DCDec 22, 2025
UCCL-EP: Portable Expert-Parallel CommunicationZiming Mao, Yihan Zhang, Chihan Cui et al.
Mixture-of-Experts (MoE) workloads rely on expert parallelism (EP) to achieve high GPU efficiency. State-of-the-art EP communication systems such as DeepEP demonstrate strong performance but exhibit poor portability across heterogeneous GPU and NIC platforms. The poor portability is rooted in architecture: GPU-initiated token-level RDMA communication requires tight vertical integration between GPUs and NICs, e.g., GPU writes to NIC driver/MMIO interfaces.
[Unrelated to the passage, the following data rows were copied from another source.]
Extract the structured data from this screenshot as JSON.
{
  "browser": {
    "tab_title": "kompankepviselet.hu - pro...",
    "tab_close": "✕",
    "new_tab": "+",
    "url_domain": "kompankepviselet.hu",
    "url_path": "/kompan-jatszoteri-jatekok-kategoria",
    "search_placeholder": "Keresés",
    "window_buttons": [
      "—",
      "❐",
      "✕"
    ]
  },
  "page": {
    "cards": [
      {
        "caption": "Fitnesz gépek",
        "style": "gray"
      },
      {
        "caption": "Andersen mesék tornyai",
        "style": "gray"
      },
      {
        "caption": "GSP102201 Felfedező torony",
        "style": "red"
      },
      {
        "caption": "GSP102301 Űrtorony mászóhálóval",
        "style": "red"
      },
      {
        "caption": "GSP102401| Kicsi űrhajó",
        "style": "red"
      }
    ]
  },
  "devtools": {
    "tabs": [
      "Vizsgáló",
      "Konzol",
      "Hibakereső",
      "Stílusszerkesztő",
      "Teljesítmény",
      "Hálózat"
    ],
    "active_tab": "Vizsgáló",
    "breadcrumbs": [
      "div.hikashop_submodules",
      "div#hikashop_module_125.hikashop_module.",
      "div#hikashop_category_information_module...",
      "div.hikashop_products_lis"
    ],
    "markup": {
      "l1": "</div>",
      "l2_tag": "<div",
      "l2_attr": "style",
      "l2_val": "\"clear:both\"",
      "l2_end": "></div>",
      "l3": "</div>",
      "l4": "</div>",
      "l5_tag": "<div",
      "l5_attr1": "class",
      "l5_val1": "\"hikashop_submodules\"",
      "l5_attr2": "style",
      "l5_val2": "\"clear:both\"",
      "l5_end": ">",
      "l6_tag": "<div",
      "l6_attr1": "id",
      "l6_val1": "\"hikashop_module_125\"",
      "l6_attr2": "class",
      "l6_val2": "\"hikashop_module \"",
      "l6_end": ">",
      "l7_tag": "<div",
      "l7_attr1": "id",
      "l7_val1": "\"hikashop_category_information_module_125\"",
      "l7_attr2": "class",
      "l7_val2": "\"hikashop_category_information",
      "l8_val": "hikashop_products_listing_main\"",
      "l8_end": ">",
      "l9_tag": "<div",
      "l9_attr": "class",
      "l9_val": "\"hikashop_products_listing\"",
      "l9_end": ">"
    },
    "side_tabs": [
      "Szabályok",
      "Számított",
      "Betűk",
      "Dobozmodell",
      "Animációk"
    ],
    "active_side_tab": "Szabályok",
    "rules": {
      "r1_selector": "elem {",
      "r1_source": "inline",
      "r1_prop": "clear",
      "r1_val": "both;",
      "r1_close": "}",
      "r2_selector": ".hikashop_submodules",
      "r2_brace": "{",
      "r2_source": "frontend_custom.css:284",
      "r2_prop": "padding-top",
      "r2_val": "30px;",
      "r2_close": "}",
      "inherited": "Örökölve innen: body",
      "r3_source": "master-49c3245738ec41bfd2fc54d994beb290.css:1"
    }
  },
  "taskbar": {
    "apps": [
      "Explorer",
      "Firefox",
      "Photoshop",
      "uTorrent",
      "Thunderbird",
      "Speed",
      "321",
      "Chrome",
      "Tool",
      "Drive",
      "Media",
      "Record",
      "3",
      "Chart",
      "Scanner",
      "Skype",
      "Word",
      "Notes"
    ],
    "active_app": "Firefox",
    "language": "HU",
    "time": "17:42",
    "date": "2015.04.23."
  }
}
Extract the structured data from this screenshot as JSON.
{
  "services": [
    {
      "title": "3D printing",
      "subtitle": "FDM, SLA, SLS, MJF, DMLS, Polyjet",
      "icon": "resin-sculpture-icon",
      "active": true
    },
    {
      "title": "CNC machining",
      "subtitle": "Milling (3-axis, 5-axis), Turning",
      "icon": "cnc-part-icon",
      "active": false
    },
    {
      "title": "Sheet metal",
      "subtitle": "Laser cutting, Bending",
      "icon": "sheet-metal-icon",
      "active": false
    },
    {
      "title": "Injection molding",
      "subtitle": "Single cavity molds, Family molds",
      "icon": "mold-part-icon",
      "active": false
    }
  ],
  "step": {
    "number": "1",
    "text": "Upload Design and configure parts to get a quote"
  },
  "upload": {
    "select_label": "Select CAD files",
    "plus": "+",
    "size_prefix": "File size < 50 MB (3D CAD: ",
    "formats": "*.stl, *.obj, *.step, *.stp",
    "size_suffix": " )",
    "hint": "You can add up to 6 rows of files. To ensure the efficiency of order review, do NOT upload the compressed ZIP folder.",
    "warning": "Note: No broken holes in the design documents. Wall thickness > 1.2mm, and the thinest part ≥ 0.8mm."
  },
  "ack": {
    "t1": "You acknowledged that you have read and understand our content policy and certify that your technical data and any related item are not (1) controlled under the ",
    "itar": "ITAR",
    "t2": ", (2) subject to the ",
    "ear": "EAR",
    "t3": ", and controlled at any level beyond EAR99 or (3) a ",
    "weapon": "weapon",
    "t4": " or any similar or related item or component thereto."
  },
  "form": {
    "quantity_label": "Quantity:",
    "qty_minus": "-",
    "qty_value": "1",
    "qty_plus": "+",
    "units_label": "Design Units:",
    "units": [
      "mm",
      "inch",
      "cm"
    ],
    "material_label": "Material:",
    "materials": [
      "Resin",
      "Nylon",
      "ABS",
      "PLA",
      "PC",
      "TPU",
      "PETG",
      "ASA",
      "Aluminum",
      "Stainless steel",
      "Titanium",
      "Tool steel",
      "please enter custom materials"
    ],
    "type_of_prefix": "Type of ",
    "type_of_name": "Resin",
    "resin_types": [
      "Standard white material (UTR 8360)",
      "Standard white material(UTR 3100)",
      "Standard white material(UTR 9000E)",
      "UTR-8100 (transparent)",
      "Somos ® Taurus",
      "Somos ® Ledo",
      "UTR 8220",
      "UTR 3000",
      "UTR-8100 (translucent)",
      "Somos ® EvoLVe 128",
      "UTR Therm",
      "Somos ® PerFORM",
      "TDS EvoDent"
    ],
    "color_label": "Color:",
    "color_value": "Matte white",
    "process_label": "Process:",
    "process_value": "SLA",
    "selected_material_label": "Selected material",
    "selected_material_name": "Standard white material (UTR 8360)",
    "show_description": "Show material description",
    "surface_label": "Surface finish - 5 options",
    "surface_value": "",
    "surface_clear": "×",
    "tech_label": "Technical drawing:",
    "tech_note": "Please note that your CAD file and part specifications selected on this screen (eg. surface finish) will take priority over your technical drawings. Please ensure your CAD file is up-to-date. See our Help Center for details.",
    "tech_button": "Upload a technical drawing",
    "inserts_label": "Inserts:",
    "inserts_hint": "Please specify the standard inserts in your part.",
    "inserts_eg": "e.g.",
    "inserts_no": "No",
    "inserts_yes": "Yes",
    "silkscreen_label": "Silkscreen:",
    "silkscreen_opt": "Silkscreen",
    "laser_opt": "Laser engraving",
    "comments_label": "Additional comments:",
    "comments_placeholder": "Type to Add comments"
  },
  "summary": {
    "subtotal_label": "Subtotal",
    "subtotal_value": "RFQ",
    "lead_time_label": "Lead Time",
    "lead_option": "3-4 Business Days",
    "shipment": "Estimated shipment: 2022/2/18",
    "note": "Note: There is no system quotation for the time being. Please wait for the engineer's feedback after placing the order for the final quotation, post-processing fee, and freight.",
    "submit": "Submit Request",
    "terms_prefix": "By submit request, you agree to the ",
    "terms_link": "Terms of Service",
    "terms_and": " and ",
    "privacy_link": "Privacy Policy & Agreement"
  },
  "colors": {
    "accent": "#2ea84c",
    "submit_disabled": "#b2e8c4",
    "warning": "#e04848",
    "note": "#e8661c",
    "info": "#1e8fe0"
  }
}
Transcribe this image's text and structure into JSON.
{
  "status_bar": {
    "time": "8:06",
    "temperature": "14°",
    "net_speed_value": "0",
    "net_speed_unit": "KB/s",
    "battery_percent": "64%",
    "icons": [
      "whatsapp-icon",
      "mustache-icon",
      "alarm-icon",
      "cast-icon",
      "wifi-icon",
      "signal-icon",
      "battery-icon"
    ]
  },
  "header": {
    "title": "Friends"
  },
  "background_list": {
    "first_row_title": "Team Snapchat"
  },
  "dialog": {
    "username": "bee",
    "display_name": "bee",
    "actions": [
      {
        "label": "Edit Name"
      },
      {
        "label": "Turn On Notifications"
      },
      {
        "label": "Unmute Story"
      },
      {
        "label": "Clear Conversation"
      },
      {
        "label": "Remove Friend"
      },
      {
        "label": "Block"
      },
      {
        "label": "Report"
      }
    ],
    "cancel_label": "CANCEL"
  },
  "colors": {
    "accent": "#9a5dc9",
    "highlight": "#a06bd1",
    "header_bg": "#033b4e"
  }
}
We present UCCL-EP, a portable EP communication system that delivers DeepEP-level performance across heterogeneous GPU and NIC hardware. UCCL-EP replaces GPU-initiated RDMA with a high-throughput GPU-CPU control channel: compact token-routing commands are transferred to multithreaded CPU proxies, which then issue GPUDirect RDMA operations on behalf of GPUs. UCCL-EP further emulates various ordering semantics required by specialized EP communication modes using RDMA immediate data, enabling correctness on NICs that lack such ordering, e.g., AWS EFA. We implement UCCL-EP on NVIDIA and AMD GPUs with EFA and Broadcom NICs. On EFA, it outperforms the best existing EP solution by up to $2.1\times$ for dispatch and combine throughput. On NVIDIA-only platform, UCCL-EP achieves comparable performance to the original DeepEP. UCCL-EP also improves token throughput on SGLang by up to 40% on the NVIDIA+EFA platform, and improves DeepSeek-V3 training throughput over the AMD Primus/Megatron-LM framework by up to 45% on a 16-node AMD+Broadcom platform.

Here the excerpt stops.